Untitled Document

Technical Activities Group Meeting Minutes
HEPKI-TAG Conference Call

January 12, 2005
Attendees

* Jim Jokl (chair) - Virginia
* Renee Frost - Internet2
* Neal McBurnett - Internet2
* Philip Hsieh - Rice
* Jeff Schiller - MIT
* Shelley Henderson - USC
* Bob Morgan - Washington
* Eric Norman - Wisconsin
* Nathan Faut - eValid8
* Ben Chinowsky (scribe) - Internet2

Discussion

Jim asked the group for any final changes to the Eudora S/MIME document (http://middleware.internet2.edu/hepki-tag/new/eudora-smime.txt). Barring any last-minute objections, this document is now final and will be sent to Qualcomm shortly.

Jeff noted that he's gotten S/MIME to work with Mutt. [AI] Jeff will send Jim a Mutt column for the TAG S/MIME table. Jeff also reported that he's deployed a new CA at MIT; it uses python with hooks into SSL and Kerberos.

Most of the call was devoted to exploring possible future areas of work for TAG.

1. Spam control. Bob pointed the group to interesting discussions of the MASS approach to spam control; see his January 12 email and the MASS site at http://mipassoc.org/mass/. Jeff is optimistic about MASS; he thinks it will be less disruptive than address-based approaches. Bob noted that some claim that the MASS and SPF approaches are complementary. Jeff predicted that both MASS and SPF will put more pressure on DNS security; this might be addressed with DNSSEC or with something ad hoc. Jim concluded by saying that he doesn't see a project for TAG here, but he does think the group would be interested in hearing further updates on what's going on in this area.
2. Digital-signature software and campus applications for digital signatures. There is strong interest on the campuses in using digital signatures to reduce paperwork; Eric suggested also using signed email to replace "click to accept" web processes. Wisconsin is working on using digital signatures for transcripts.
3. Windows smartcard domain authentication. If you're using a non-Windows CA, you need to add the appropriate Microsoft attributes to make this work.

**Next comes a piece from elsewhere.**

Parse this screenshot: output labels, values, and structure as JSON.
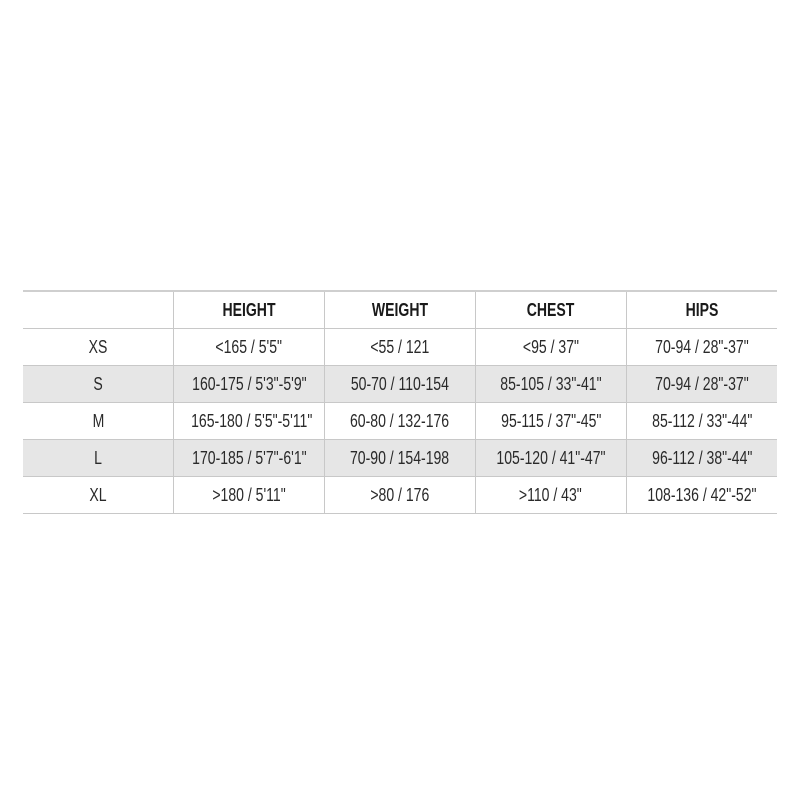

Dartmouth has documented some experiences with this; see http://www.dartmouth.edu/%7Edeploypki/materials/modules/using/smartcard_logon/PKISmartcardLogon.htm
4. Preparing your internal CA audit. Nathan pointed the group to documents spelling out what auditing procedure the Federal PKI Policy Authority expects from anyone who cross-certifies with the FBCA: http://www.cio.gov/fpkipa/map_matrix.htm. [AI] Eric will ask Scott Fullerton if he wants to work on internal CA audit requirements. Eric suggested that preparing for external audits could also be a useful area of work for TAG.
5. CA software and HSM modules. Neal re-sent a message outlining Red Hat's plans for the Enterprise Solutions software it recently acquired from Netscape. Neal also called the group's attention to the Enterprise Java Beans CA (http://ejbca.sourceforge.net/) and to HSM provider Cryptoflex (http://www.cryptoflex.com/).

Other possibilities, listed in the agenda but not discussed on the call, include:

* EAP-TLS for wireless authentication
* Updated work on S/MIME
* Introductory materials for sites getting started (CA software, applications, cookbook, etc.)

[AI] All will send Jim further suggestions for TAG projects. [AI] Jim will send mail to people who have expressed interest in various possible areas of work for TAG, and work toward finding a focus for the group.

Action Items

1. [AI] Jeff will send Jim a Mutt column for the TAG S/MIME table.
2. [AI] Eric will ask Scott Fullerton if he wants to work on internal CA audit requirements.
3. [AI] All will send Jim further suggestions for TAG projects.
4. [AI] Jim will send mail to people who have expressed interest in various possible areas of work for TAG, and work toward finding a focus for the group. (from previous calls)
5. [AI] Eric will look for pointers on using trust anchors on tokens.
6. [AI] Jim will change the draft version of section 1.6 in the PKI-lite policy to version 1.0 and circulate to the list for final review.
7. [AI] Eric will contact Denise for input on the user portion of his Top 10 project.
8. [AI] All will send Eric suggestions for his Top 10 lists.